Your rights. You can request access to, correction of, or deletion of your data at any time. For school and hospital deployments, the institution (district / hospital) is the data controller; we act as a processor under a Data Processing Agreement (DPA).

Data residency. United States.

Formal policy document: A full Privacy Policy and DPA template are being finalized in partnership with counsel. For the current draft or a deployment-specific DPA, contact us directly.
Privacy questions, data requests, or DPA: privacy@neuropathhealth.com

Terms of Service

NeuroPath Health is provided as a software-as-a-service tool for authorized institutional customers (schools, hospitals, clinics, care agencies) and, in limited preview, for families of children with behavioral support needs.

Customer data ownership. Your data is yours. Institutions retain ownership of their records; families retain ownership of their child’s records. NeuroPath Health acts as a processor and holds no residual rights to customer data beyond what is necessary to deliver the service.

Acceptable use. NeuroPath Health is a clinical decision support tool, not a replacement for professional clinical judgment, emergency services, or mandated reporting. The product is designed with hard-coded safety triggers that escalate to human authorities in crisis scenarios; those safeguards are not bypassable.

Service availability. We do not currently publish a formal SLA. Pilot agreements include service-availability expectations appropriate to the deployment. A published SLA will accompany our general-availability launch.
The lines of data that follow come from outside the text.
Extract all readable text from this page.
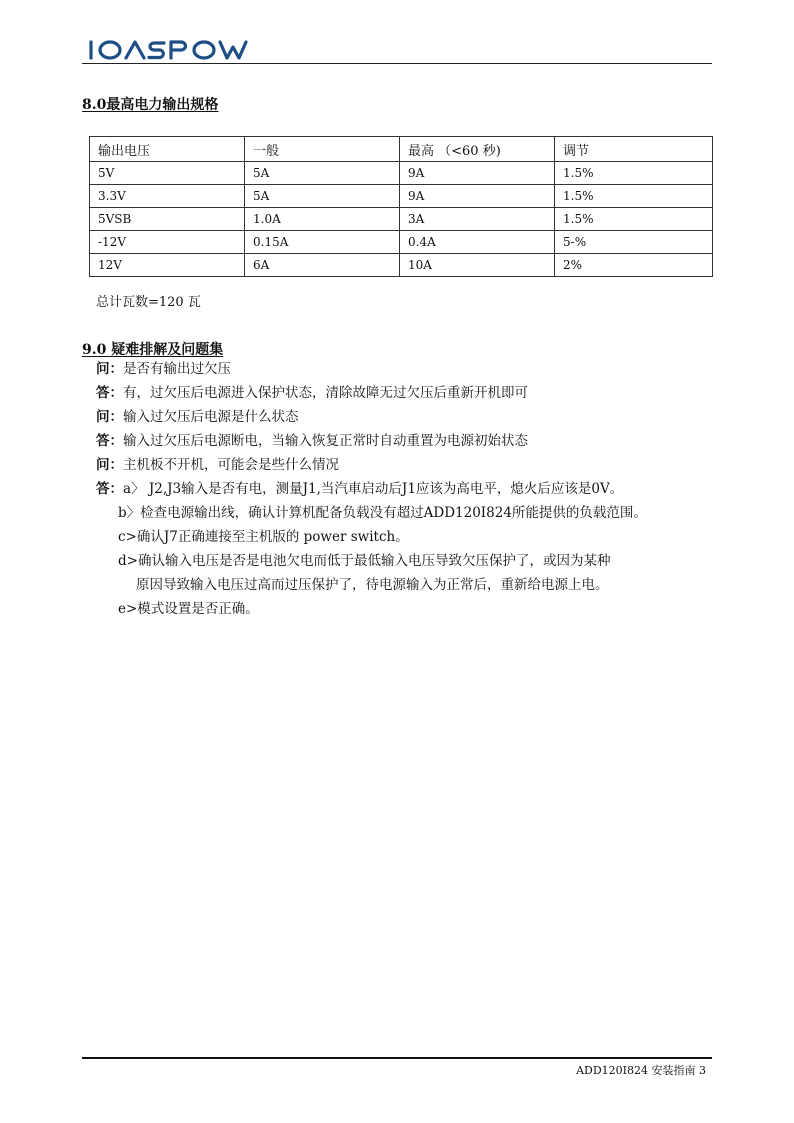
8.0最高电力输出规格
输出电压	一般	最高 （<60 秒)	调节
5V	5A	9A	1.5%
3.3V	5A	9A	1.5%
5VSB	1.0A	3A	1.5%
-12V	0.15A	0.4A	5-%
12V	6A	10A	2%
总计瓦数=120 瓦
9.0 疑难排解及问题集
问：是否有输出过欠压
答：有，过欠压后电源进入保护状态，清除故障无过欠压后重新开机即可
问：输入过欠压后电源是什么状态
答：输入过欠压后电源断电，当输入恢复正常时自动重置为电源初始状态
问：主机板不开机，可能会是些什么情况
答：a〉 J2,J3输入是否有电，测量J1,当汽車启动后J1应该为高电平，熄火后应该是0V。
b〉检查电源输出线，确认计算机配备负载没有超过ADD120I824所能提供的负载范围。
c>确认J7正确連接至主机版的 power switch。
d>确认输入电压是否是电池欠电而低于最低输入电压导致欠压保护了，或因为某种
原因导致输入电压过高而过压保护了，待电源输入为正常后，重新给电源上电。
e>模式设置是否正确。
ADD120I824 安装指南 3
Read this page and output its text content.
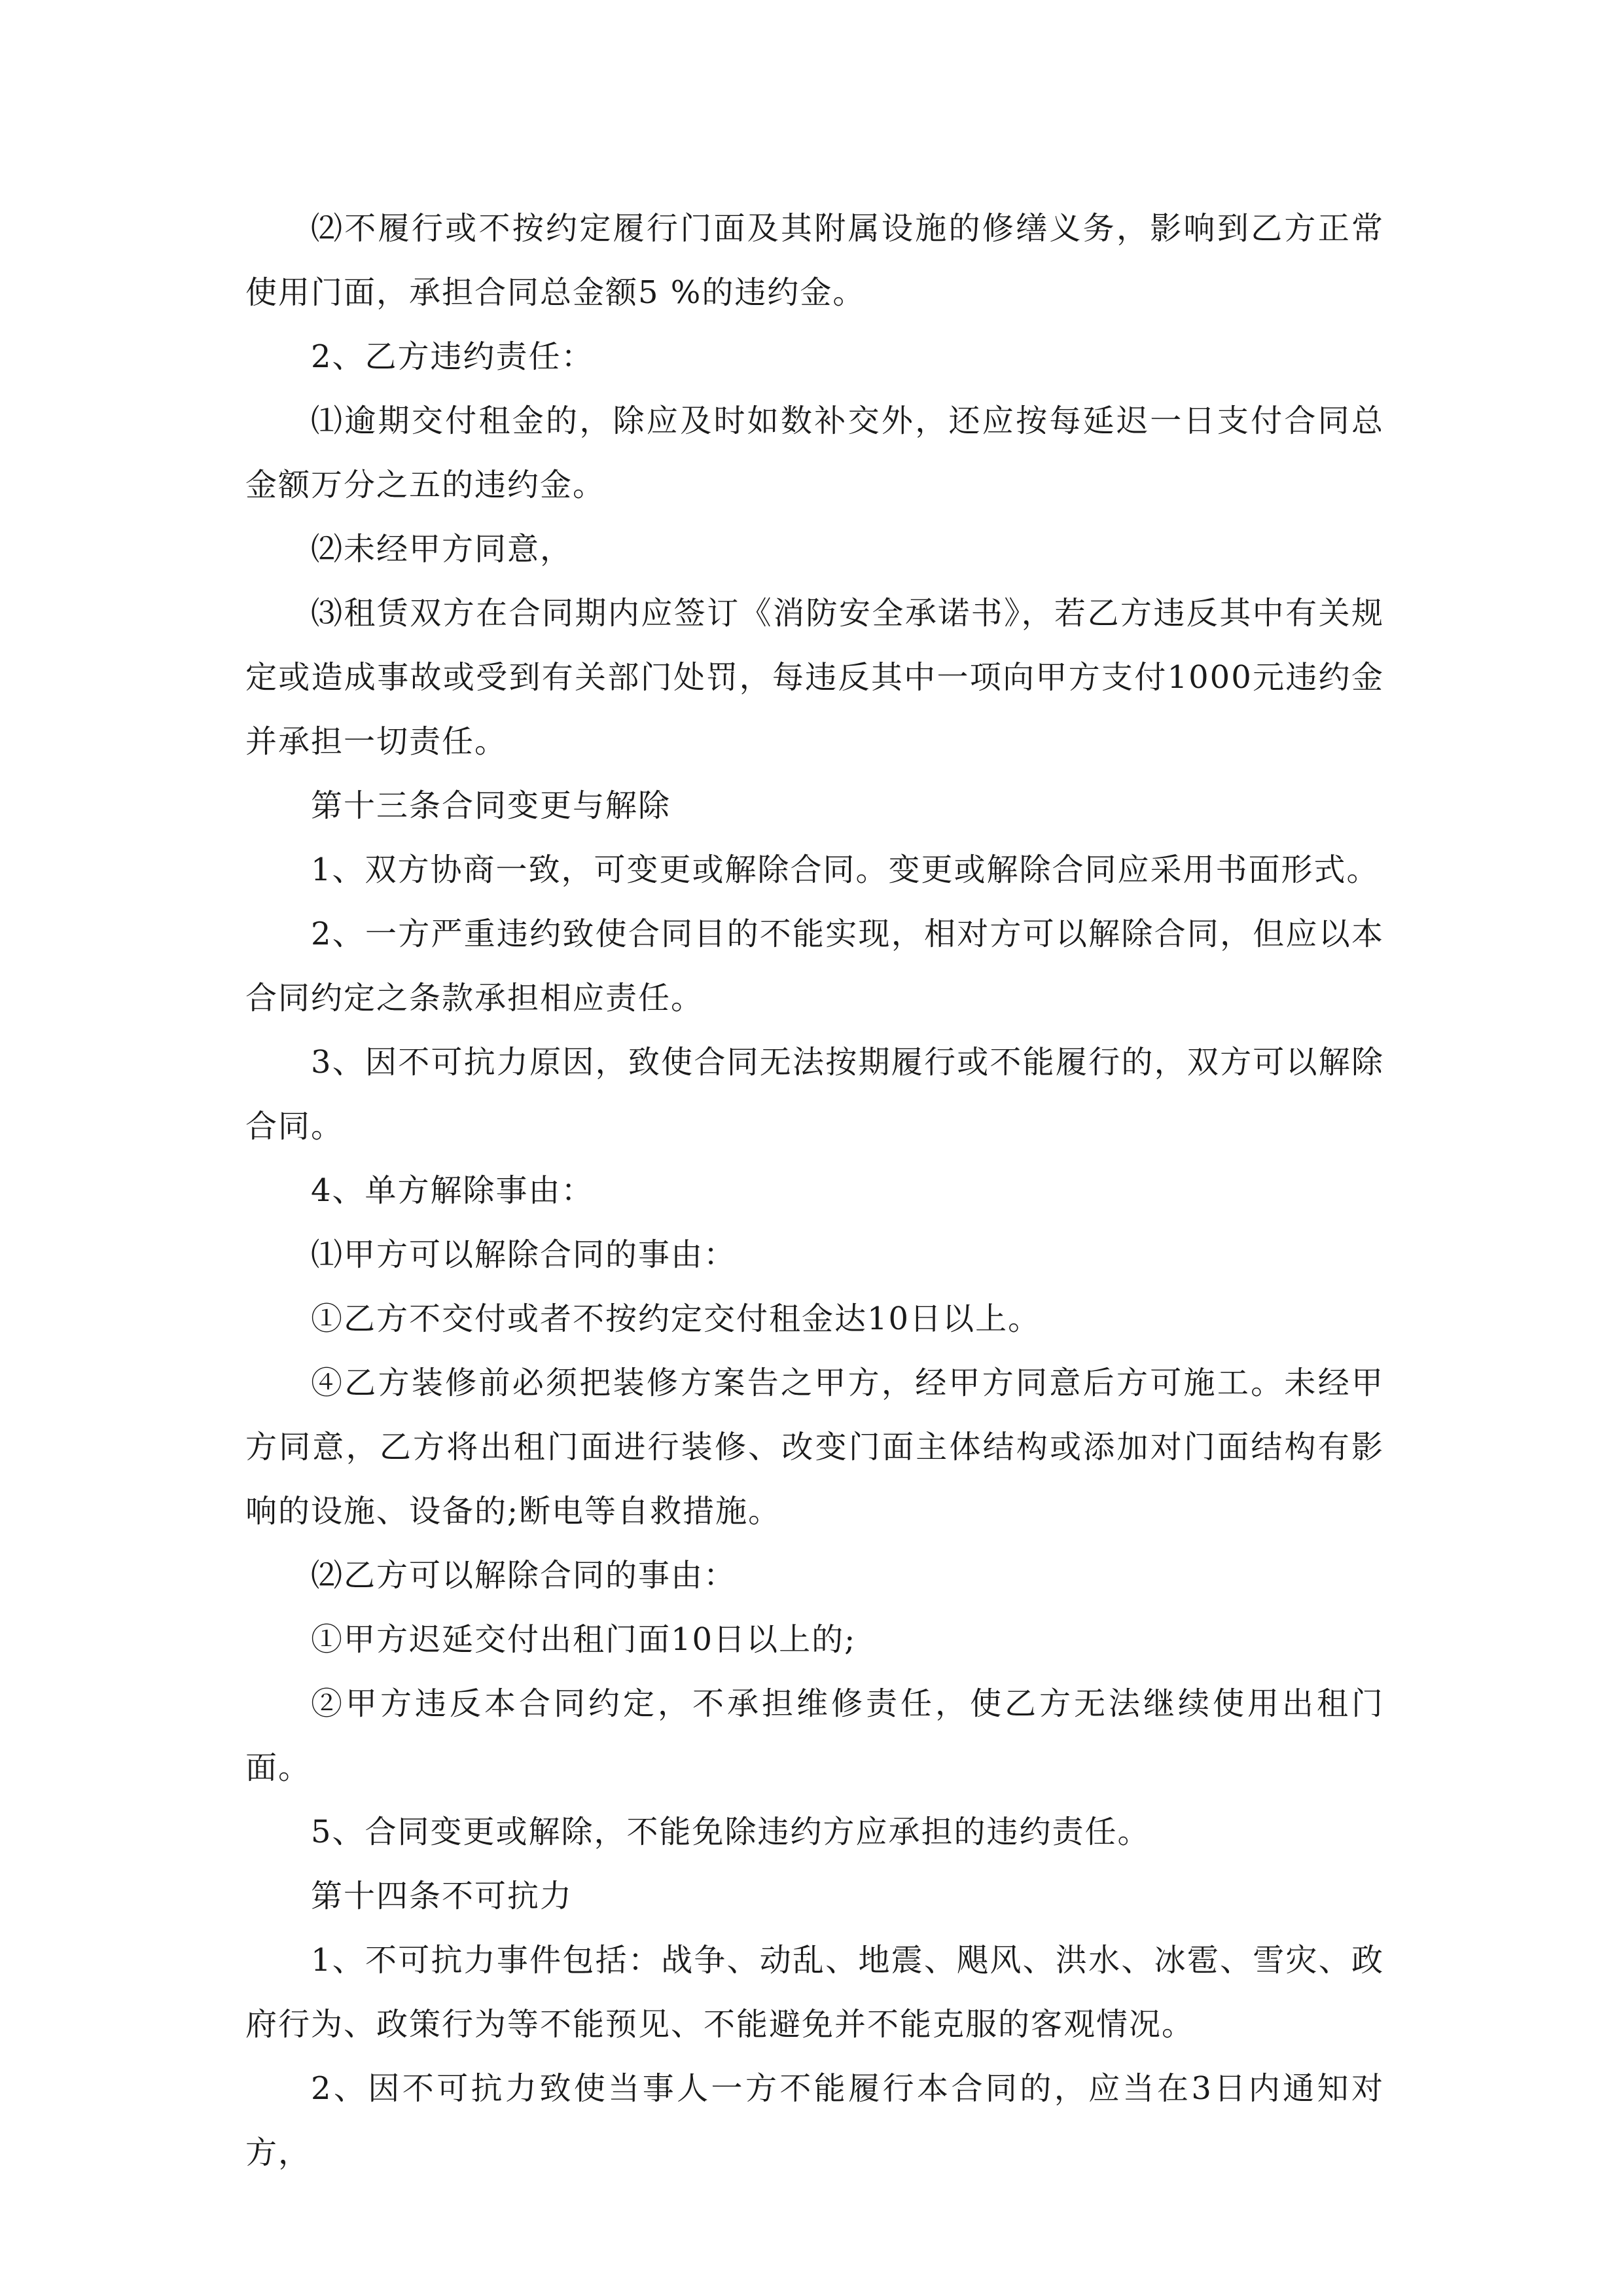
⑵不履行或不按约定履行门面及其附属设施的修缮义务，影响到乙方正常使用门面，承担合同总金额5 %的违约金。

2、乙方违约责任：

⑴逾期交付租金的，除应及时如数补交外，还应按每延迟一日支付合同总金额万分之五的违约金。

⑵未经甲方同意，

⑶租赁双方在合同期内应签订《消防安全承诺书》，若乙方违反其中有关规定或造成事故或受到有关部门处罚，每违反其中一项向甲方支付1000元违约金并承担一切责任。

第十三条合同变更与解除

1、双方协商一致，可变更或解除合同。变更或解除合同应采用书面形式。

2、一方严重违约致使合同目的不能实现，相对方可以解除合同，但应以本合同约定之条款承担相应责任。

3、因不可抗力原因，致使合同无法按期履行或不能履行的，双方可以解除合同。

4、单方解除事由：

⑴甲方可以解除合同的事由：

①乙方不交付或者不按约定交付租金达10日以上。

④乙方装修前必须把装修方案告之甲方，经甲方同意后方可施工。未经甲方同意，乙方将出租门面进行装修、改变门面主体结构或添加对门面结构有影响的设施、设备的;断电等自救措施。

⑵乙方可以解除合同的事由：

①甲方迟延交付出租门面10日以上的;

②甲方违反本合同约定，不承担维修责任，使乙方无法继续使用出租门面。

5、合同变更或解除，不能免除违约方应承担的违约责任。

第十四条不可抗力

1、不可抗力事件包括：战争、动乱、地震、飓风、洪水、冰雹、雪灾、政府行为、政策行为等不能预见、不能避免并不能克服的客观情况。

2、因不可抗力致使当事人一方不能履行本合同的，应当在3日内通知对方，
Pilot agreements. Pilot deployments are governed by a written agreement that covers scope, data handling, access, term, termination, and any customer-specific compliance requirements. We do not rely on clickthrough terms for institutional customers.

Formal Terms of Service: A complete Terms of Service and Master Services Agreement are being finalized. For the current draft or a pilot-stage agreement, contact us directly.
Legal / contracts: legal@neuropathhealth.com
Pilot-stage disclosure. NeuroPath Health is in early pilot phase. The documentation above reflects our current posture and commitments. Several formal artifacts — full Privacy Policy, Terms of Service, SOC 2 attestation, published SLA — are in active development. We publish this page transparently because we’d rather under-claim today and over-deliver at launch. For any institutional buyer, procurement review, or family with a specific concern, we’re available by email and happy to walk through our current program in detail.